USING CRYSTAL SIZE DISTRIBUTIONS AND QUALITATIVE TEXTURAL ANALYSIS TO DEDUCE THE CRYSTALLIZATION HISTORIES OF TRACHYTIC DOMES AND DYKES IN THE AKAROA VOLCANIC COMPLEX, NEW ZEALAND

Study of silicic domes and dykes located in predominantly basaltic volcanic complexes is crucial to the understanding of late-stage volcanic plumbing systems. Crystal size distribution (CSD) analysis—when substantiated with qualitative petrographic observations and crystal damage assessment—can be used to construct models for the storage, ascent, and emplacement of such structures. Moreover, estimates of residence time for related feeder magmas can be calculated from CSD regression slopes.

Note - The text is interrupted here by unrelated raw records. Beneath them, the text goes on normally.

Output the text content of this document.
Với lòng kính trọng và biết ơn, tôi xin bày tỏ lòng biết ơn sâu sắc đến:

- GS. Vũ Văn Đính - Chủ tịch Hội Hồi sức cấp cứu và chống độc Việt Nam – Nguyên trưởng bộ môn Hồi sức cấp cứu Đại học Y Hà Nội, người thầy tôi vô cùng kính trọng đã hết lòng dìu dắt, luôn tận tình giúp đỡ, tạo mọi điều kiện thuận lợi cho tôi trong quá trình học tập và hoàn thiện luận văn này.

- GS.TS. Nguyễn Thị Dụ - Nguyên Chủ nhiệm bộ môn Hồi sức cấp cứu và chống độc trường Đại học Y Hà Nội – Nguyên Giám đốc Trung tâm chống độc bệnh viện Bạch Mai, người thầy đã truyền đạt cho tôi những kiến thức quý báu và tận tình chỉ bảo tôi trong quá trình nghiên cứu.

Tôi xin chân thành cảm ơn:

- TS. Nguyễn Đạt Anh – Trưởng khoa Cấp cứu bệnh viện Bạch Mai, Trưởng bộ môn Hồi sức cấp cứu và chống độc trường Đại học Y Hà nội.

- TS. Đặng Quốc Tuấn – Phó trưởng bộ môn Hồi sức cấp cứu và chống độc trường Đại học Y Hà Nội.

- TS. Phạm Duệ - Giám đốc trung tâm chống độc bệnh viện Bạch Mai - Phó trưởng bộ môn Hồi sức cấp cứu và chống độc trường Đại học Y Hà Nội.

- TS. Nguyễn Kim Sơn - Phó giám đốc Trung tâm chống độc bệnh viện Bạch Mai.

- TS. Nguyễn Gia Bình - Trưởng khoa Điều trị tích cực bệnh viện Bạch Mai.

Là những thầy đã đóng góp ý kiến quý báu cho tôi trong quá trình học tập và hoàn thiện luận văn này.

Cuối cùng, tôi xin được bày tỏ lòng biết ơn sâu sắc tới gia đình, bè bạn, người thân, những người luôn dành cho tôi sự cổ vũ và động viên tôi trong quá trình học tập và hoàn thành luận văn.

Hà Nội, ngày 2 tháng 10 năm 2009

In the case of the Akaroa Volcanic Complex (AVC), an intraplate composite shield volcano active during the Miocene on New Zealand’s Banks Peninsula, CSDs and petrographic evidence for three trachytic structures—Mount Sinclair dome, Panama Rock dyke, and Devil’s Gap Senior dome—show that late-stage trachyte magma faced at least two different paths of ascent after fractionating from a hawaiite reservoir at depths of 10-15 km: (1) a direct and constant ascent, which is reflected in the linear CSD trends of Mount Sinclair dome and Panama Rock dyke, and (2) a stalled ascent, which is reflected in the downward inflections observed in Devil’s Gap Senior dome CSDs. The steeper CSD regression slopes for Panama Rock dyke and Mount Sinclair dome— -0.0236 and -0.0215, respectively—show that magma ascended relatively rapidly compared to Devil’s Gap Senior dome, which has an average CSD regression slope of -0.0127. The steeper regression slopes for Mount Sinclair dome and Panama Rock dyke also yield estimates of magma residence time over 4.5 times greater on average than those calculated for Devil’s Gap Senior dome—a disparity likely the result of Devil’s Gap Senior dome having crystallized from a larger body of magma. Furthermore, crystal damage assessments show that Devil’s Gap Senior dome likely breached the surface as an effusive lava dome, while Panama Rock dyke and Mount Sinclair dome solidified in the subsurface as shallow intrusions. In addition to increasing our understanding of the crystallization dynamics of the individual units considered in this study, the research methods proposed here will serve as an easily adaptable framework for future research on trachytic domes and dykes—both in the AVC and in modern analogues abroad.